Many groups are supportive of the DOT changes. Road Safe America (RSA) has suggested that all trucks made after 1990 be equipped with ECMs and the American Trucking Association (ATA) has stated that the speed limiters should be placed on all trucks. According to truck industry insiders, many heavy trucks are already equipped with the devices.

Research conducted by the Insurance Institute for Highway Safety (IIHS), the NHTSA and Federal Motor Carrier Safety Administration has found that truck accidents in Homestead and across the country are actually less common than crashes involving passenger vehicles. However, heavy truck accidents are more likely to cause fatalities. Each year, about half a million heavy truck collisions occur across the country. According to the IIHS, in 2010 alone, 3,413 individuals suffered fatal injuries as a result of heavy truck crashes, an eight percent increase when compared with the year before. That year, although large trucks represented only 4% of the registered vehicles on American roads, these vehicles accounted for 9% of traffic accident fatalities.

Not everyone agrees with the DOT rules. Truck drivers and the Owner Operator Independent Drivers Association (OOIDA) have both spoken out against measures which would make speed limiters mandatory.

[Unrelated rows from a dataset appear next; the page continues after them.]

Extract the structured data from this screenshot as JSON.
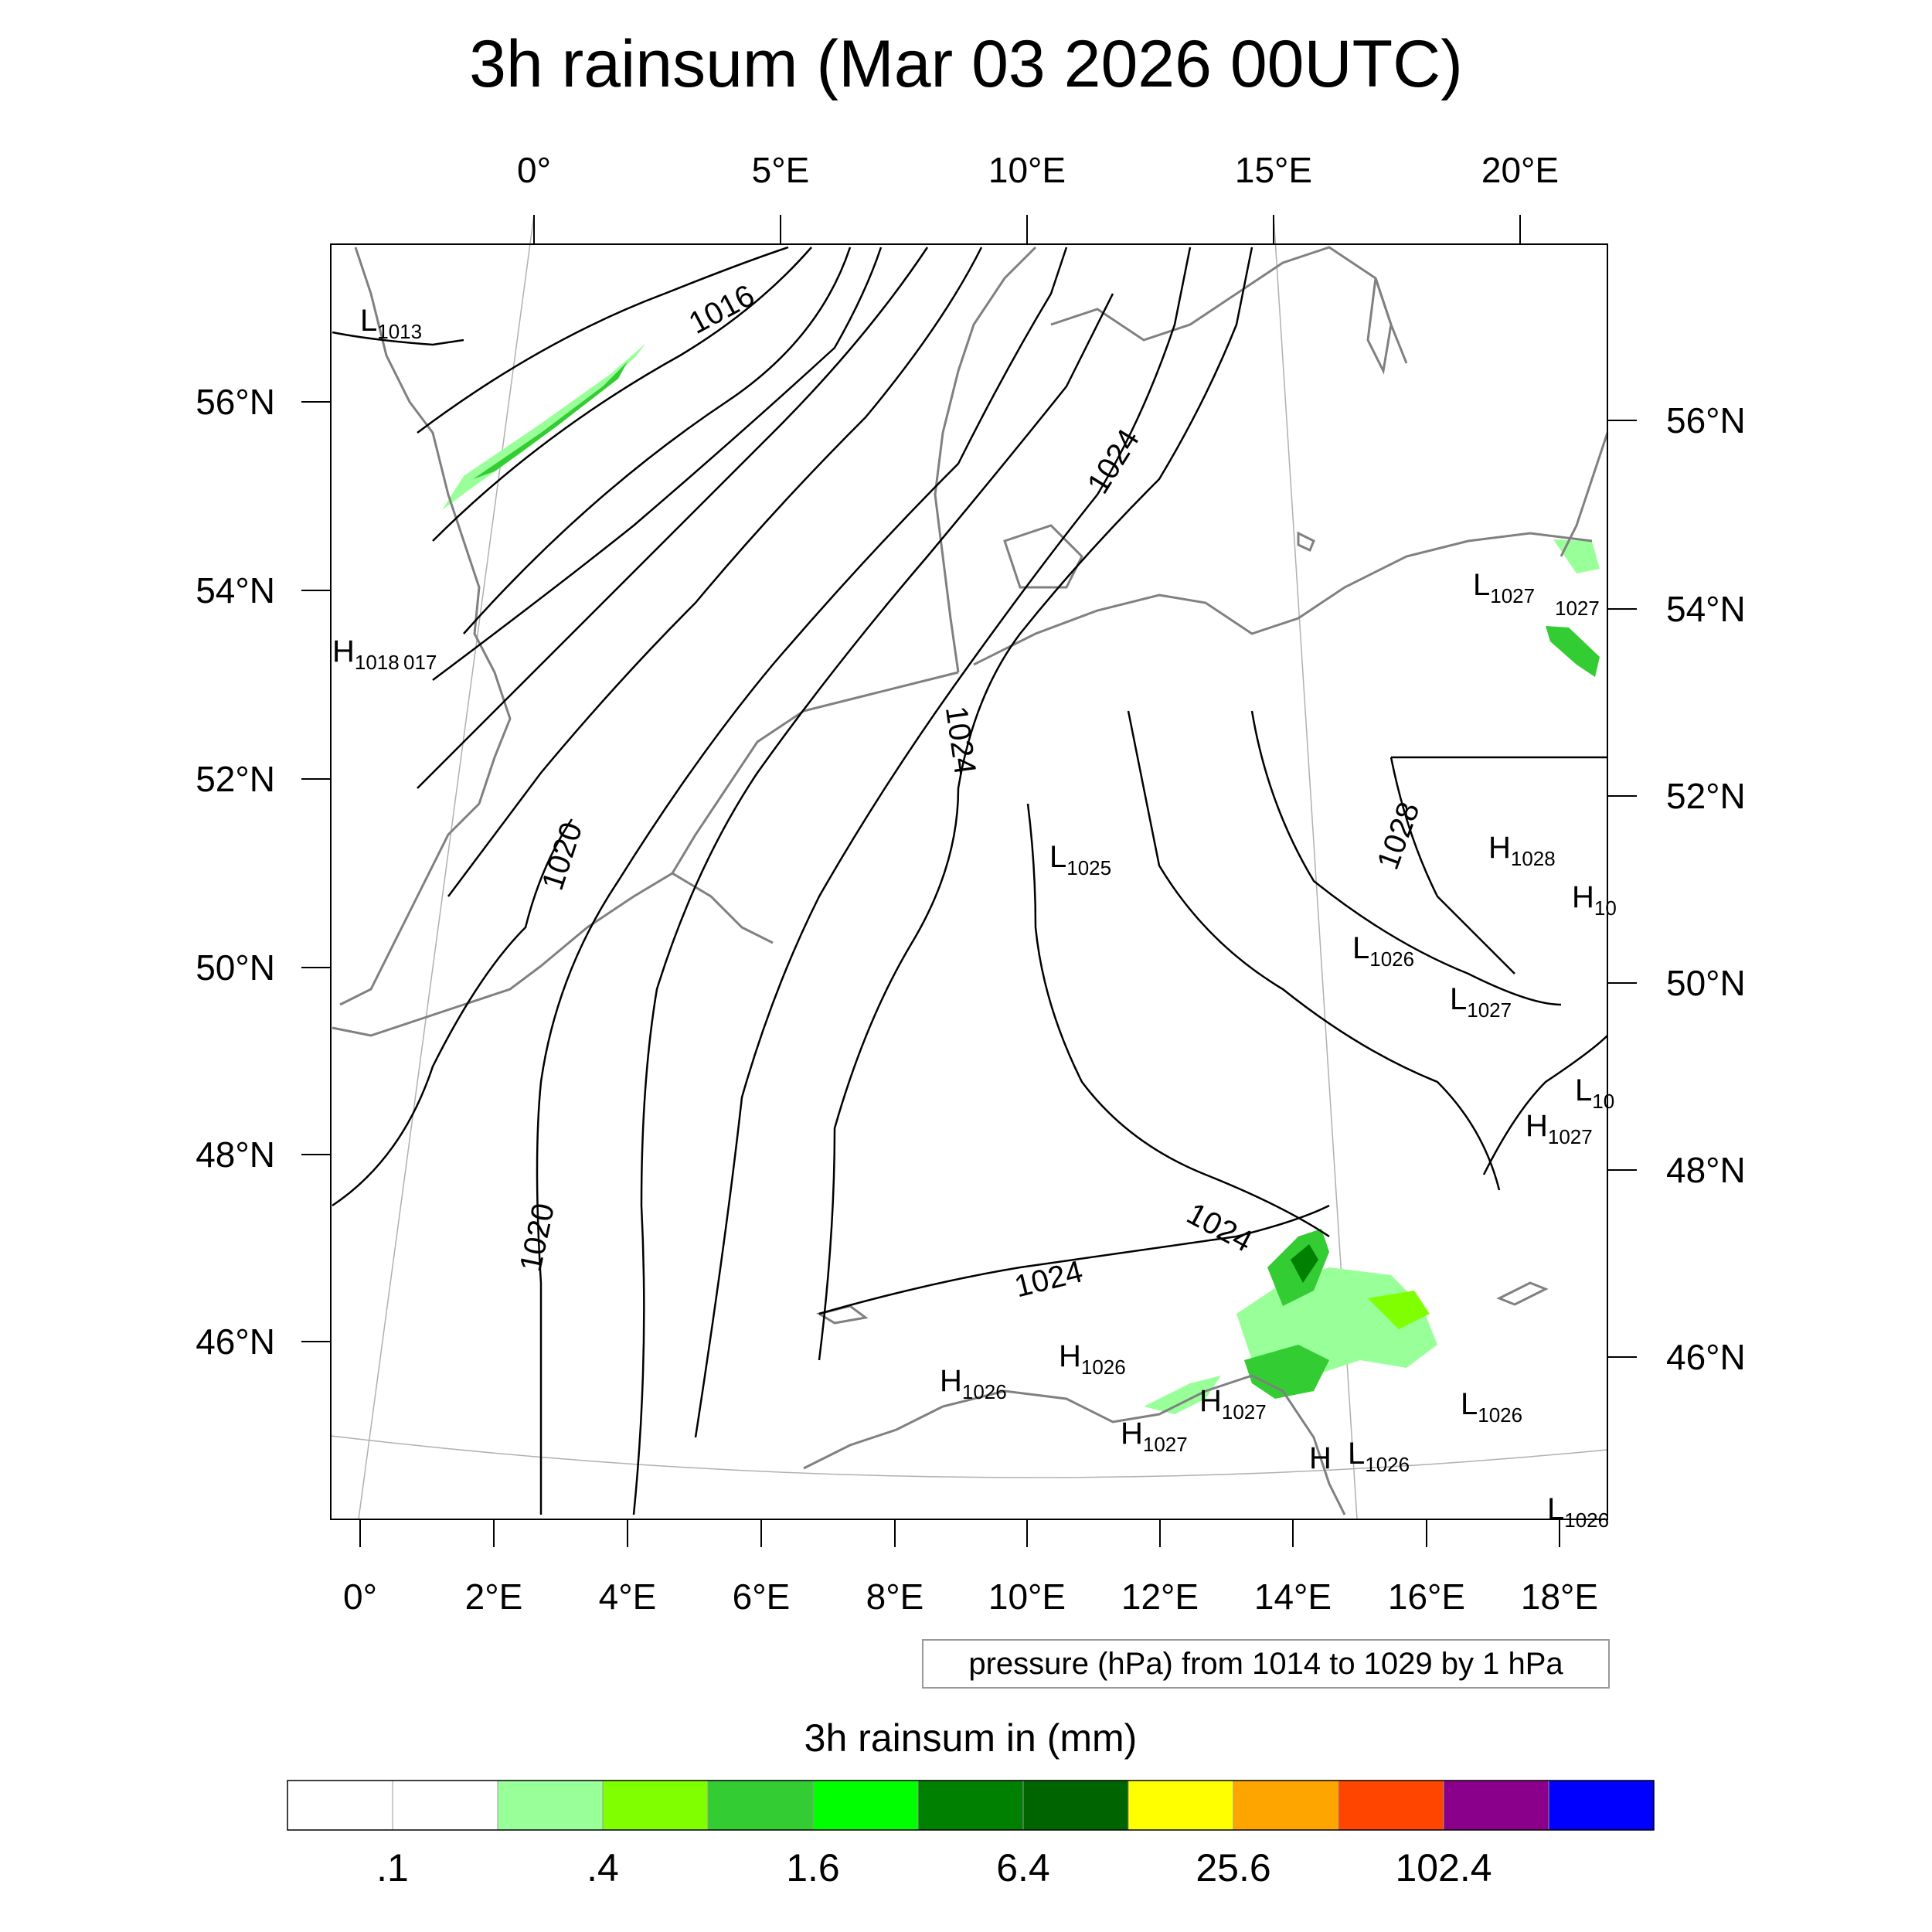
{
  "title": "3h rainsum (Mar 03 2026 00UTC)",
  "top_lon_labels": [
    "0°",
    "5°E",
    "10°E",
    "15°E",
    "20°E"
  ],
  "bottom_lon_labels": [
    "0°",
    "2°E",
    "4°E",
    "6°E",
    "8°E",
    "10°E",
    "12°E",
    "14°E",
    "16°E",
    "18°E"
  ],
  "left_lat_labels": [
    "56°N",
    "54°N",
    "52°N",
    "50°N",
    "48°N",
    "46°N"
  ],
  "right_lat_labels": [
    "56°N",
    "54°N",
    "52°N",
    "50°N",
    "48°N",
    "46°N"
  ],
  "isobar_labels": [
    "1016",
    "1020",
    "1020",
    "1024",
    "1024",
    "1024",
    "1024",
    "1028"
  ],
  "pressure_centers": [
    {
      "kind": "L",
      "value": "1013"
    },
    {
      "kind": "H",
      "value": "1018"
    },
    {
      "kind": "",
      "value": "017"
    },
    {
      "kind": "L",
      "value": "1027"
    },
    {
      "kind": "",
      "value": "1027"
    },
    {
      "kind": "L",
      "value": "1025"
    },
    {
      "kind": "H",
      "value": "1028"
    },
    {
      "kind": "H",
      "value": "10"
    },
    {
      "kind": "L",
      "value": "1026"
    },
    {
      "kind": "L",
      "value": "1027"
    },
    {
      "kind": "L",
      "value": "10"
    },
    {
      "kind": "H",
      "value": "1027"
    },
    {
      "kind": "H",
      "value": "1026"
    },
    {
      "kind": "H",
      "value": "1026"
    },
    {
      "kind": "H",
      "value": "1027"
    },
    {
      "kind": "H",
      "value": "1027"
    },
    {
      "kind": "L",
      "value": "1026"
    },
    {
      "kind": "L",
      "value": "1026"
    },
    {
      "kind": "H",
      "value": ""
    },
    {
      "kind": "L",
      "value": "1026"
    }
  ],
  "contour_info": "pressure (hPa) from 1014 to 1029 by 1 hPa",
  "colorbar": {
    "title": "3h rainsum in (mm)",
    "colors": [
      "#ffffff",
      "#ffffff",
      "#99ff99",
      "#80ff00",
      "#33cc33",
      "#00ff00",
      "#008000",
      "#006400",
      "#ffff00",
      "#ffa500",
      "#ff4500",
      "#8b008b",
      "#0000ff"
    ],
    "tick_labels": [
      ".1",
      ".4",
      "1.6",
      "6.4",
      "25.6",
      "102.4"
    ]
  },
  "colors": {
    "coastline": "#808080",
    "isobar": "#000000",
    "rain_light": "#99ff99",
    "rain_mid": "#33cc33",
    "rain_heavy": "#008000"
  }
}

The group claims that most truck accidents are caused by motorists driving passenger cars, so limiting speed for truck drivers will not lower accident rates. In addition, truck drivers and the OOIDA noted that limiting speed may actually be dangerous as it may not allow trucks to pass each other. They have pointed to studies showing that vehicles driving at differing speeds is what causes accidents, and since ECMs will not allow truck drivers to drive with the flow of traffic, they may potentially contribute to crashes.